According to a document obtained by Greenpeace Canada through an Access to Information request, the current overhaul of Canada's environmental protections doesn't just look like a gift to the oil and gas industry.

A letter dated December 12, 2011 reveals the oil and gas industry made an appeal to Environment Minister Peter Kent and Natural Resources Minister Joe Oliver requesting they reconsider certain environmental laws in light of “both economic growth and environmental performance.”

A letter written by the Energy Framework Initiative (EFI) pointed to several pieces of legislation that, within 10 months time, were axed or significantly altered to favour industrial development. The EFI is an industry group comprised of the country's most powerful oil and gas lobby groups including the Canadian Association of Petroleum Producers, the Canadian Energy Pipeline Association, the Canadian Petroleum Production Institute - renamed the Canadian Fuels Association, and the Canadian Gas Association.
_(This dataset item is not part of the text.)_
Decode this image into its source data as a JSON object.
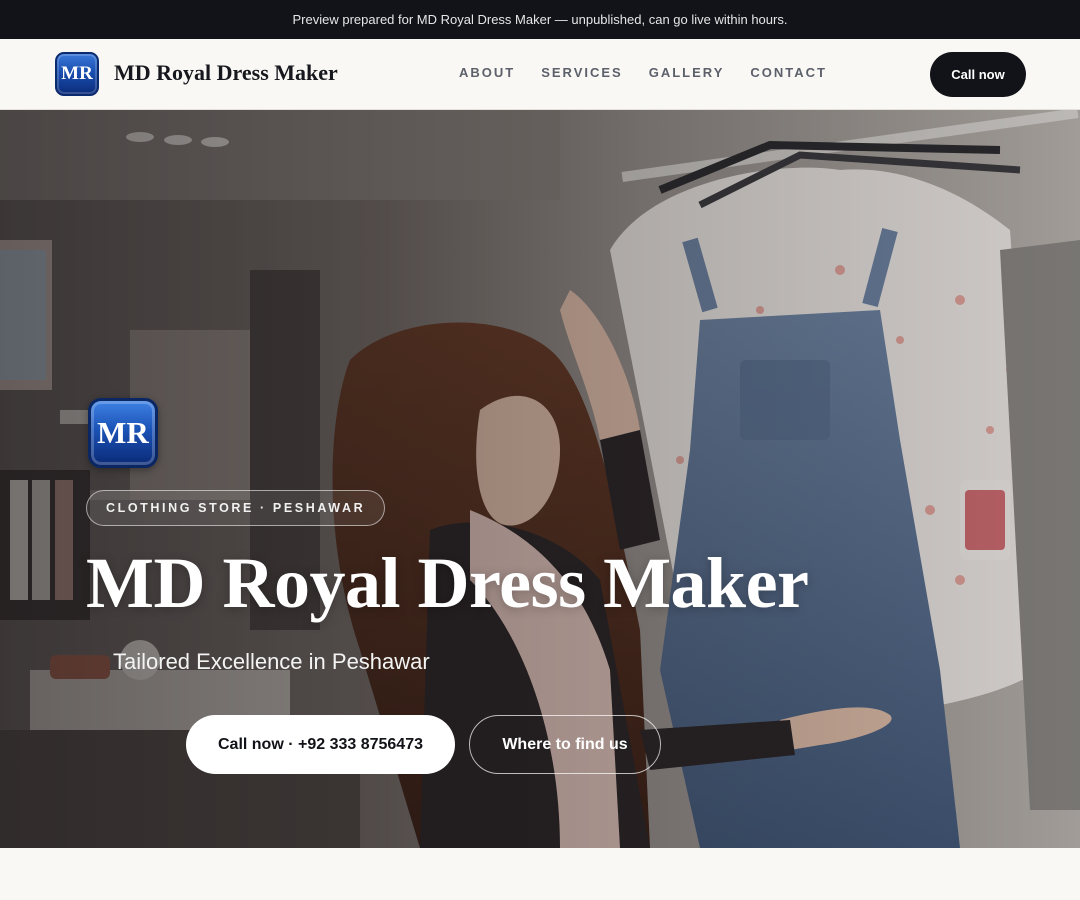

Members of these participating organizations include Enbridge, Suncor, TransCanada, BP Canada, Kinder Morgan, Cenovus, ConocoPhillips, and EnCana.
 
The letter states the “purpose of our letter is to express our shared views on the near-term opportunities before the government to address regulatory reform for major energy industries in Canada.”
 
Six pieces of legislation were mentioned as “outdated” or prohibitive to “shovel ready projects” across Canada including the Canadian Environmental Assessment Act, the Species-At-Risk Act, the National Energy Board Act, the Fisheries Act, the Migratory Birds Convention Act, and the Navigable Water Protection Act.
 
As the CBC reports, “within 10 months of the request, the industry had almost everything it wanted.”